Том 3 - страница 9
Мне даже стало жаль Петьку. Я ведь хорошо знаю, какие чистые, блестящие, идеально гладкие, а иногда и расписные горшки он выдает из своих рук.
Наконец все обсохли и все просохло. Алеша надел свои кальсоны и рубашку, потом верхнюю одежду. Плакун тоже. Так мы потеряли не меньше полутора часов. Была уже ночь.
Петьку мы высадили на противоположном берегу. Он вылез из челнока, постоял-постоял немного и сказал в абсолютной безнадежности:
— Пойду в Лещево. Ночую.
А когда скрылся в темноте, Алеша проговорил:
— Ну и фигура! Завтра будет весь день болтаться по затону, ловить челнок да искать ружье. Придет в Лещево к рыбакам и заканючит: «Пи-ипер поги-иб!» Ну, и… найдут ему.
— Думаешь, найдут?
— Найдут. Жалко вот уток. У него две кряковых — теперь потопли.
— А может быть, не потопли?
— Потопли. Он ведь их в фанерном ящике возит, чудо преестественное. Жалко уток.
Иногда весной бывает так: налетит буря, погуляет часа два-три и так же неожиданно затихнет, как началась. Река присмирела. Лишь мелкая волна похлестывала о берег. Просвистела стая уток.
Мы подъехали к своей первой стоянке, снова все уложили, привели в порядок хозяйство и тронулись дальше.
До самого Далекого мы уже ни разу не остановились и не перекинулись ни единым словом. Под журчанье мотора, напряженно всматриваясь вперед, я вспомнил Степана: как-то они перенесли буран?.. Наверно, как раз молоко перевозили…
А челнок бежал и бежал. И урчал. Хороши — очень хороши! — вот такие урчащие ночи после бури. Ты — и ночь. Ты — и вода. И больше ничего. Ненастье где-то уже далеко позади.
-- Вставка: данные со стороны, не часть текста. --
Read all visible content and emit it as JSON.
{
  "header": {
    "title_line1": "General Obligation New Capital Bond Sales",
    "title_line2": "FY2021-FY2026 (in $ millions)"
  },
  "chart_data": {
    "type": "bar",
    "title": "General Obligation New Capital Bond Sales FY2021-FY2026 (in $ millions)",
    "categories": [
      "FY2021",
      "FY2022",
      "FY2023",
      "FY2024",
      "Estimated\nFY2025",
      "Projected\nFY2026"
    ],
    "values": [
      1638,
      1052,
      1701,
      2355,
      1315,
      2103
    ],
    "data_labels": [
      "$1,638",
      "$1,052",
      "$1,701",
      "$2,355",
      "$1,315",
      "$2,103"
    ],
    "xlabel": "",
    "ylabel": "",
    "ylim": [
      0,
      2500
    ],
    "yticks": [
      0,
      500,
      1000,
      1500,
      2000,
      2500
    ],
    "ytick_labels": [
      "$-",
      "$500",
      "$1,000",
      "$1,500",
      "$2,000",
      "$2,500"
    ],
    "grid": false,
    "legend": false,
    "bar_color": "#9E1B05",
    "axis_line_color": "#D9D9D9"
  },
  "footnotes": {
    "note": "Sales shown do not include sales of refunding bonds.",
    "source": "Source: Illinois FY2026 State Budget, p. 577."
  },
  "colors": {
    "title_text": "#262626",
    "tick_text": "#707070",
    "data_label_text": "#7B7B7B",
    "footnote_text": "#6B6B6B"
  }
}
Часов в двенадцать мы высадились на острове Далеком, вытащили челноки, захватили ружья и рюкзаки и пошли в землянку за триста — четыреста метров от берега, на бугре.
Лес тихонько шумел тем особенным весенним шумом, когда ветерок пронизывает насквозь еще голые ветки: то он звучит басовой струной, то взвизгнет со свистом, то — как шмель, то будто кто-то дует на листы плотной бумаги, а то вдруг все эти звуки смешиваются в общий гул, беспокойный, нетерпеливый, требовательный при порыве ветра. Потом снова затихнет, и тогда скрипнет старая осина, наверно, уже сухая, но ее тут же заглушит настойчивый весенний шум. Голос гнилой осины никогда не может пересилить шум молодого леса.
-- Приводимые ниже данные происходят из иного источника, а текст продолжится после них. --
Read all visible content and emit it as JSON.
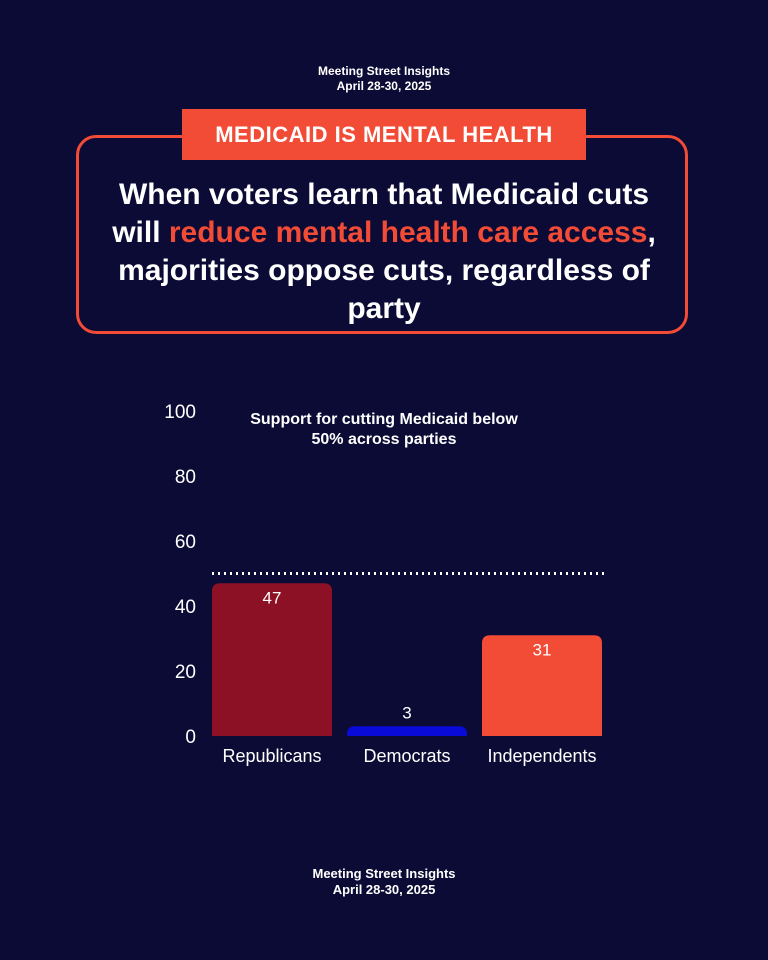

Из землянки, как только мы открыли дверцу, на нас пахнуло теплом. У жарко растопленной печки сидел Захар Макарыч Пушкарь и подкладывал дрова. Он обернулся к нам, вскочил и отчеканил, вытянувшись во фронт:
— Докладываю: караульное помещение натоплено, чай готов! Лось подходил к землянке! Никаких происшествий не случилось.
— Вольно! — ответил Алеша и так же шутливо спросил: — Оружие при себе?
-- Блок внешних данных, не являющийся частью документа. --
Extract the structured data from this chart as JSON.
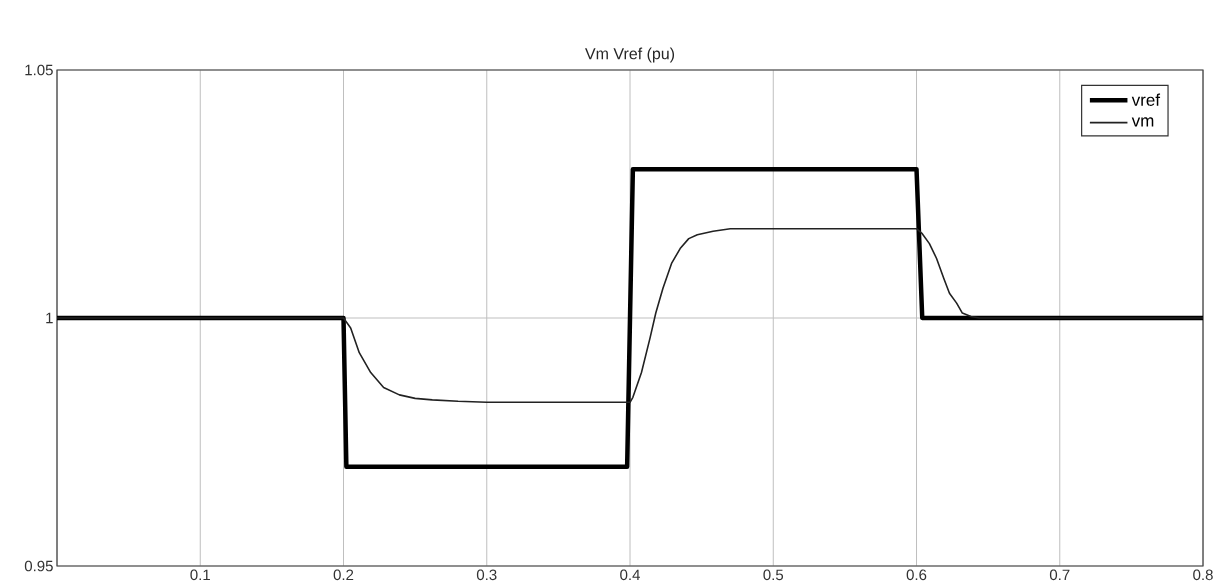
{
  "chart_data": {
    "type": "line",
    "title": "Vm Vref (pu)",
    "xlim": [
      0,
      0.8
    ],
    "ylim": [
      0.95,
      1.05
    ],
    "xticks": [
      {
        "value": 0,
        "label": null
      },
      0.1,
      0.2,
      0.3,
      0.4,
      0.5,
      0.6,
      0.7,
      0.8
    ],
    "yticks": [
      0.95,
      1,
      1.05
    ],
    "grid": true,
    "legend": "top right",
    "series": [
      {
        "name": "vref",
        "color": "#000000",
        "x": [
          0,
          0.2,
          0.202,
          0.398,
          0.402,
          0.6,
          0.604,
          0.8
        ],
        "values": [
          1,
          1,
          0.97,
          0.97,
          1.03,
          1.03,
          1,
          1
        ]
      },
      {
        "name": "vm",
        "color": "#222222",
        "x": [
          0,
          0.2,
          0.205,
          0.211,
          0.219,
          0.228,
          0.239,
          0.25,
          0.262,
          0.28,
          0.3,
          0.35,
          0.4,
          0.402,
          0.408,
          0.414,
          0.418,
          0.423,
          0.429,
          0.435,
          0.441,
          0.447,
          0.458,
          0.47,
          0.5,
          0.55,
          0.6,
          0.604,
          0.609,
          0.614,
          0.619,
          0.623,
          0.628,
          0.632,
          0.638,
          0.644,
          0.7,
          0.8
        ],
        "values": [
          1,
          1,
          0.998,
          0.993,
          0.989,
          0.986,
          0.9845,
          0.9838,
          0.9835,
          0.9832,
          0.983,
          0.983,
          0.983,
          0.984,
          0.989,
          0.996,
          1.001,
          1.006,
          1.011,
          1.014,
          1.016,
          1.0168,
          1.0175,
          1.018,
          1.018,
          1.018,
          1.018,
          1.017,
          1.015,
          1.012,
          1.008,
          1.005,
          1.003,
          1.001,
          1.0003,
          1,
          1,
          1
        ]
      }
    ]
  }
}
Я рассмеялся, а Захар Макарыч выпалил:
— Так точно! — Но вдруг, спохватившись, с ноткой обиды проговорил: — Ты, Алеша, не тово… Кто старое вспомянет, тому глаз вон.
Только мы втроем знаем, о чем шла речь. Было однажды так, что Захар Макарыч приехал на охоту… без ружья. Забыл дома. Это могло случиться только с ним — ни с кем больше. Однако даже такой случай не умаляет достоинств нашего друга.
Потом мы под карманный фонарик пили чай. Макарыч сидел против меня. Лицо у него широкое, скуластое, с большими губами, изрезано крупными редкими морщинами. Если кто-либо встретит его в камышах или в лесу впервые, то он, пожалуй, может показаться страшным. Но стоит ему заговорить или засмеяться, как перед вами уже совсем-совсем другое лицо: так плавен и мягок у него голос и так чист и искренен смех. И тогда вы обязательно посмотрите ему в глаза, потому что они сами смотрят открыто и просто. Ему уже шестьдесят пять — он на пенсии, — но дать больше пятидесяти невозможно. Роста он ниже среднего, коренастый, с короткой мускулистой шеей. В его больших руках кружка с чаем кажется маленькой чашечкой.
Захар Макарыч пил чай с удовольствием. Сначала он откусывал большой кусок хлеба и отправлял его за щеку, затем с хрустом прямо-таки отрубал зубами кусочек сахару и шумно отхлебывал чай до тех пор, пока шишка, образовавшаяся на щеке от хлеба, не исчезала. И тогда все повторялось снова в том же порядке. Уж до того аппетитно!